Hopefully this clears up your questions.

@Scam_Stalker I also recommend you have a VPN also just in case a Scammer attempts to grab your IP - I’ve never had this happen but I’ve heard about this happening to others - just be careful.

Also I would recommend that you install some programs on the VM before calling the Scammer - to make it look like a genuine machine - Scammers never used to care about this but they do now. Just install some programs from Ninite and you're all set.

I agree FireRTC is the best when it comes to calling Scammers - however it only works with US numbers and not British ones.

Everyone has a different method/ways that they Scambait - watching some videos should help - it's easy once you become experienced with it.

I have done some tutorials in here and on YouTube how to make your VM undetectable

@Scam_Stalker#3940 They can only see that the card is a valid number until they attempt to process the payment, there are plenty of sites online that will generate card numbers that act legitimate until someone tries to process payment with them, check out, it creates a fake email(that is usable), as well as a card number that returns as valid until they attempt to process payment. VPN’s aren’t really terribly useful, in most cases you can just restart your router if they do grab your IP, I’ve had it happen but they don’t do anything with it. Good luck!

@ITAdvocate#3946 thanks for replying IT. I don’t normally worry about my IP being discovered since I believe it only leads to my ISP. Please correct me if I’m wrong tho. Cheers!

@Trizocbs#3949 Thank you Trizocbs, I will check these links out. I really appreciate that.
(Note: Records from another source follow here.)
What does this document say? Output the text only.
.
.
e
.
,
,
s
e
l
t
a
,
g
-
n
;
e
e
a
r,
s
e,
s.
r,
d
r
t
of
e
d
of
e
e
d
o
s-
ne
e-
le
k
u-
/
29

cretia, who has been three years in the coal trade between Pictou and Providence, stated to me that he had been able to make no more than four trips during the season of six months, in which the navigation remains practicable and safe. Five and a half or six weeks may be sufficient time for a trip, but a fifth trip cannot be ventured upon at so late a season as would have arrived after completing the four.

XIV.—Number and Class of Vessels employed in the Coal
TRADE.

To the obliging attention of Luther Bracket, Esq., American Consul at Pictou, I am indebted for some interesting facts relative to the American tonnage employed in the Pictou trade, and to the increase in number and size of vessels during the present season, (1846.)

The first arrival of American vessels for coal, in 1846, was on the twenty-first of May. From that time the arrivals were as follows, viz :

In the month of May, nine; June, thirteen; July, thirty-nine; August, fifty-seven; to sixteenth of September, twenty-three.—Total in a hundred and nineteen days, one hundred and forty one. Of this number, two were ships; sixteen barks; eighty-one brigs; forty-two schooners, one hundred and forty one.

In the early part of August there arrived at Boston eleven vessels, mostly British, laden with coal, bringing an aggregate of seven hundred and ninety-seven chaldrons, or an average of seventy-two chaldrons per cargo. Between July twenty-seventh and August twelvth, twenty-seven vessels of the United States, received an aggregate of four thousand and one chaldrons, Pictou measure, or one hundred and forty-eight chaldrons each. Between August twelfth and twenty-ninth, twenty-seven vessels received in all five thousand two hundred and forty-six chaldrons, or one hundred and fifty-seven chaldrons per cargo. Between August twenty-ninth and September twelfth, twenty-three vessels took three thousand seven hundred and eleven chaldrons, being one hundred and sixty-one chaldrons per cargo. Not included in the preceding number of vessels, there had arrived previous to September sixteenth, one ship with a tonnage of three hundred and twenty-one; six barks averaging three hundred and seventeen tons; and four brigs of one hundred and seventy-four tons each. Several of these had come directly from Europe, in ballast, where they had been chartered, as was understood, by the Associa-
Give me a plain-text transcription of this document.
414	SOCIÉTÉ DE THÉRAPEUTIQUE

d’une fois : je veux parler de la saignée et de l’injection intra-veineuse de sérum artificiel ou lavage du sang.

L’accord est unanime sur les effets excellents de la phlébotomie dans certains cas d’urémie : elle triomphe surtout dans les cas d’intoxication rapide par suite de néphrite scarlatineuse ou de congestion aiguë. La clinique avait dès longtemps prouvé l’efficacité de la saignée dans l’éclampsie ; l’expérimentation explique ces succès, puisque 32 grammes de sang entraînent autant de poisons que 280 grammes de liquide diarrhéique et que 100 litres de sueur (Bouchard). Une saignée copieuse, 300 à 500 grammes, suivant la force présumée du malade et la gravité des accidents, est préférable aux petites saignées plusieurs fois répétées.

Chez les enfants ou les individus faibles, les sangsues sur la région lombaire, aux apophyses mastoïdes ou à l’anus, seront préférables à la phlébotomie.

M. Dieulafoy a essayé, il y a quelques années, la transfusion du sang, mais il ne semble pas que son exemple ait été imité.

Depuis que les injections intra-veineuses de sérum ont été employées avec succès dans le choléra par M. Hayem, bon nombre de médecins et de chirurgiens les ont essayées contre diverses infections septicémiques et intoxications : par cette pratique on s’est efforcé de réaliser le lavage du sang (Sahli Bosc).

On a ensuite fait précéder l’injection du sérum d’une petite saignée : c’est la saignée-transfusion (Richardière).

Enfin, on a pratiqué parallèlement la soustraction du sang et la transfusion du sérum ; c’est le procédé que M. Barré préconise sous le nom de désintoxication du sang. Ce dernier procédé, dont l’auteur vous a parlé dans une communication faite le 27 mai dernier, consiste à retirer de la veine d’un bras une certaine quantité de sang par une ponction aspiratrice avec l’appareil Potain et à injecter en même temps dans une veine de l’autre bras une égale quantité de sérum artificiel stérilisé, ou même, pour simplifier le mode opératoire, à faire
Cheers!

@Scam_Stalker#3981 If a scammer finds your IP they can find your ISP, browser, OS and the town/city and country you live in, i use CyberGhost because i worry too much because if i say im in the USA when im actually in the UK it could give it away somehow.

@FOXYCallum1#3982 normally the can’t get the browser or the OS you are using with just an IP. They really can’t do much with an IP.

@Afootpluto#3984 I don’t know, im currently talking to one of those Nigerian scammers on a spam email i made and i got him to click a link that shows his IP and some other which you can see here - Screenshot by Lightshot

If i hight light over the second boxes then it will show his device and some others which you can see here - Screenshot by Lightshot.

@FOXYCallum1#3985 that isn’t because of their IP. You got the information from their browser when they clicked the link, not from the IP.

@FOXYCallum1#3985 that isn’t because of their IP. You got the information from their browser when they clicked the link, not from the IP.

@Afootpluto#3987 Oh i didn’t realise that, i thought they could get all of that just from a IP. My mistakes. Thanks for telling me though ?

Hi everyone, I am new to scambaiting but I have posted a video of a tech support scammer getting access to my VM. The scammer called my elderly dad up but luckily I answered the phone. Any tips for someone new to this?

I use deep freeze so scammers can’t do any damage to a computer.

@Jnteamed#4002 I wouldn’t trust deep freeze with my computer.